There are 2 tables: brand_df
(Brands' value) and score_df
(containing Subject score for each brand). [Generating samples below]
brand_dict = {'Brand': ['a', 'b', 'c', 'g', 'e', 'i', 'd', 'h', 'f'], 'Value': [2, 1, 3, 1, 4, 1, 3, 2, 3]}
brand_df = pd.DataFrame(brand_dict, columns=['Brand', 'Value'])
score_dict = {'a' : [4,4,3,4,0], 'b':[0,2,0,1,0], 'c':[4,0,0,4,3], 'd':[3,2,0,3,1], 'e':[0,0,2,1,0], 'f':[2,0,3,0,0], 'g':[2,3,0,0,1], 'h':[3,0,0,1,3], 'i':[0,3,3,1,0] }
score_df = pd.DataFrame(score_dict, columns=['a', 'b', 'c', 'd', 'e', 'f', 'g', 'h', 'i'])
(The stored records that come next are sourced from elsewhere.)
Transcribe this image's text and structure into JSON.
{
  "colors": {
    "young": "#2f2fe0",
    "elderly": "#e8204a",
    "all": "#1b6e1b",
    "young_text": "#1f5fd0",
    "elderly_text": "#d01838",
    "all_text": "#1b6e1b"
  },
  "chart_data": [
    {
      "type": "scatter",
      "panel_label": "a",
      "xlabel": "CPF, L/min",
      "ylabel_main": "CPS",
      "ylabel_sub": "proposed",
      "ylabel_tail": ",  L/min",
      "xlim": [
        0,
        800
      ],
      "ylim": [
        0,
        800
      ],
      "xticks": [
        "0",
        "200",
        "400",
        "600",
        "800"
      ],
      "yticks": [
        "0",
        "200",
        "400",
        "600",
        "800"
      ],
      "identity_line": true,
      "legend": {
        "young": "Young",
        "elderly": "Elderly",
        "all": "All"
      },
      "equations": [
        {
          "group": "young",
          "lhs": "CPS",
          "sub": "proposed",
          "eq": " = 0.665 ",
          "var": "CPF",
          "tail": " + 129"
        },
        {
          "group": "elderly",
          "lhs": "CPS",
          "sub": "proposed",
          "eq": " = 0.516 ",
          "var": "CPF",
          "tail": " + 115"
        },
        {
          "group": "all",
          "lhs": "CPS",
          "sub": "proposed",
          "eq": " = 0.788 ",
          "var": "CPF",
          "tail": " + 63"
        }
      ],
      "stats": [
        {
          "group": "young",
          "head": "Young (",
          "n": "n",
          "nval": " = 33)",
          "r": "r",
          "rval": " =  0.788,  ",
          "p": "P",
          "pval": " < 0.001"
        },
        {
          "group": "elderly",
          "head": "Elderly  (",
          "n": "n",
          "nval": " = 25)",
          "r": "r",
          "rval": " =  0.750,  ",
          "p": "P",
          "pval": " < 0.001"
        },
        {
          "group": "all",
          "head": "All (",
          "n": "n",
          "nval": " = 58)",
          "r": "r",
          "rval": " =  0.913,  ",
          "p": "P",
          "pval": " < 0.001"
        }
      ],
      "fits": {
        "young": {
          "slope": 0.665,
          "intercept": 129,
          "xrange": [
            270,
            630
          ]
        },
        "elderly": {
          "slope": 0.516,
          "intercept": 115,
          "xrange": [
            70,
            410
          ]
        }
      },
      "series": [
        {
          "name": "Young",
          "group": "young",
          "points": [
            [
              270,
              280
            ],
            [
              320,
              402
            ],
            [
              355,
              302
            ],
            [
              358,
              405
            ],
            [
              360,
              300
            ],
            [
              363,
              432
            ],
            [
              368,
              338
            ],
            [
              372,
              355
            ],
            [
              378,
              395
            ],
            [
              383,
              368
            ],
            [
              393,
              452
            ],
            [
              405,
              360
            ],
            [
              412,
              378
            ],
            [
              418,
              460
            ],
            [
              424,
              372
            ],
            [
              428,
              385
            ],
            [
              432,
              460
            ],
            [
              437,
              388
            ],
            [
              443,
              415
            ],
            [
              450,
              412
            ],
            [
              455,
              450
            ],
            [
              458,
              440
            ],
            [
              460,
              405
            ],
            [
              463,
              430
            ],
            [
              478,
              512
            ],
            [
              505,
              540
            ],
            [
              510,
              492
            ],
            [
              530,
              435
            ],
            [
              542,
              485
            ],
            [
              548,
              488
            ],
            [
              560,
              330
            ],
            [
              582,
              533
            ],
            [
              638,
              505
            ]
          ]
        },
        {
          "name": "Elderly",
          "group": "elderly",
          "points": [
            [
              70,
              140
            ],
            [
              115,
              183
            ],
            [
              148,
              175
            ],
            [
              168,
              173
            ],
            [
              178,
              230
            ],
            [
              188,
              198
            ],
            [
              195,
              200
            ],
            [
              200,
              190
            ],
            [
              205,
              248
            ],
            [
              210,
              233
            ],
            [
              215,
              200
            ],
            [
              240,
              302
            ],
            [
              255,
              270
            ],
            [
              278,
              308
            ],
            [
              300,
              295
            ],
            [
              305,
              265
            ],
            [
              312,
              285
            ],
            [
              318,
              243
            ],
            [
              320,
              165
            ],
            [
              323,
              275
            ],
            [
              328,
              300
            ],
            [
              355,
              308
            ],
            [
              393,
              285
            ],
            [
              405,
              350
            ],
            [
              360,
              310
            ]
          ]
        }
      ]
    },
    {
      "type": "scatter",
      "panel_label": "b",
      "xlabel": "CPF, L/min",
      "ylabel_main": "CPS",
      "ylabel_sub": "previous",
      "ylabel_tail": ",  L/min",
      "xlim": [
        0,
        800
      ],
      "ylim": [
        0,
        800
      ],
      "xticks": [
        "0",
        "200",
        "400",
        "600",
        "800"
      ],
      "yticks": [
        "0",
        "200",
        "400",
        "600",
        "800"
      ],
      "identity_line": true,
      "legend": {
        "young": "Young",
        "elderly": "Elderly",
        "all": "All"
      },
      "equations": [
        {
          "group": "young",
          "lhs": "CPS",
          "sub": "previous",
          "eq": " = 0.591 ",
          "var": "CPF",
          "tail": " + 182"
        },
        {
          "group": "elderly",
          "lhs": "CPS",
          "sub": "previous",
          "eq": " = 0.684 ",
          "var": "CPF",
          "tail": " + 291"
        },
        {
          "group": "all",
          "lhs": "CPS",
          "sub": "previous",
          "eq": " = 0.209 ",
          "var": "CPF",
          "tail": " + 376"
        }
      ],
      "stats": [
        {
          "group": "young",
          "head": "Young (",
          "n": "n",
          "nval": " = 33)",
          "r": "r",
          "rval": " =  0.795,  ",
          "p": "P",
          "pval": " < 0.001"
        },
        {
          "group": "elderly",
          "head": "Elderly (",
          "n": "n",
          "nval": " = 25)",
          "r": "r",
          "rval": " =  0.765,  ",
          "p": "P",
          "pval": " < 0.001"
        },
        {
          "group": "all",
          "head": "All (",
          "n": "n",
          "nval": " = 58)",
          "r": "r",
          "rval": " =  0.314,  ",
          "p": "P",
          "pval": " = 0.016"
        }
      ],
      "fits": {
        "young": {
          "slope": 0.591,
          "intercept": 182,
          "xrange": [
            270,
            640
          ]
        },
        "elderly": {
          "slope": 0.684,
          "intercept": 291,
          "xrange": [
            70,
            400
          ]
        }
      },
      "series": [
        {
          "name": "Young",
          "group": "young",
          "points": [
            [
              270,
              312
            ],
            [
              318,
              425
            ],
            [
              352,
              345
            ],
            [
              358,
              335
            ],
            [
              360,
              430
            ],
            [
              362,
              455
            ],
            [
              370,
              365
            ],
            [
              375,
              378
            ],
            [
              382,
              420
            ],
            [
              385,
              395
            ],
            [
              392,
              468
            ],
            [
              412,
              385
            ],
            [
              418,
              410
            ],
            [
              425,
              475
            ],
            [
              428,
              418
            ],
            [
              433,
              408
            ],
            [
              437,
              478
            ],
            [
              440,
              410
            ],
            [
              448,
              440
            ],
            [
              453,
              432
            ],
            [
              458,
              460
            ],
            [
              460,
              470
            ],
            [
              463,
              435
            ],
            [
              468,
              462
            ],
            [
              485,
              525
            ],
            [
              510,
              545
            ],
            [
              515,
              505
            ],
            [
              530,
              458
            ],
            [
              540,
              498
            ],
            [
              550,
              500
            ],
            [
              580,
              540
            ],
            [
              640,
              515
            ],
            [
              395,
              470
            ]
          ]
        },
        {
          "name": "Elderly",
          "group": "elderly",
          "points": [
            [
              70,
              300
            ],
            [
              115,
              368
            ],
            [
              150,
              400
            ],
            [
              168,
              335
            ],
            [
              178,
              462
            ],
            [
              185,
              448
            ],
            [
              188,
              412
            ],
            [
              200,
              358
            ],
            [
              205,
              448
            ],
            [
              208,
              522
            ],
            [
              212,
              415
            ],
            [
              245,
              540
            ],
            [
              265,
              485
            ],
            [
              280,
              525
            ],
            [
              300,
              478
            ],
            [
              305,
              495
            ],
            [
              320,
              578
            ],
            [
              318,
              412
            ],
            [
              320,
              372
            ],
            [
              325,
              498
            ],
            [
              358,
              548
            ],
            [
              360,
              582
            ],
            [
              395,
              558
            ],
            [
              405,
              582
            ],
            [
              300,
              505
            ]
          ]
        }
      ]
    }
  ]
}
score_df.index = ['sub1', 'sub2', 'sub3', 'sub4', 'sub5']
# brand_df output
# Brand Value
# 0 a 2
# 1 b 1
# 2 c 3
# 3 g 1
# 4 e 4
# 5 i 1
# 6 d 3
# 7 h 2
# 8 f 3
# score_df output
# a b c d e f g h i
# sub1 4 0 4 3 0 2 2 3 0
# sub2 4 2 0 2 0 0 3 0 3
# sub3 3 0 0 0 2 3 0 0 3
# sub4 4 1 4 3 1 0 0 1 1
# sub5 0 0 3 1 0 0 1 3 0
What is being done :-
- Pick only the top brands that make 75% of the cumulative value
brand_df.sort_values("Value", axis=0, ascending=False, inplace=True, na_position='first') # ordered Desc to get biggest brands
brand_df['cum_percent'] = (brand_df.Value.cumsum() / brand_df.Value.sum()) * 100
# brand_df Output
# Brand Value cum_percent
# e 4 20.0
# c 3 35.0
# d 3 50.0
# f 3 65.0
# a 2 75.0
# h 2 85.0
# b 1 90.0
# g 1 95.0
# i 1 100.0
selbrand = []
for index, row in brand_df.iterrows():
if row['cum_percent'] <= 75:
selbrand.append(row['Brand'])
# selbrand output
# ['e', 'c', 'd', 'f', 'a']
- Pick the subjects where 75% of the selected brand has a score (i.e > 0)
# Setting threshold for subject selection. [75% percent of the selected brands must have a score]
threshold = math.trunc(len(selbrand)*0.75) # In this case 75% of 5 is 3.75 and hence rounded to 3
selsub = []
for index, row in score_df.iterrows():
count = 0
for col in selbrand:
if row[col] > 0:
count += 1
if count >= threshold:
selsub.append(index)
I get the below output using the above scripts.
print(selsub)
['sub1', 'sub3', 'sub4'] # Only these subjects have score for at least 3 of the selected brands
What is a more efficient or shorter way to achieve this?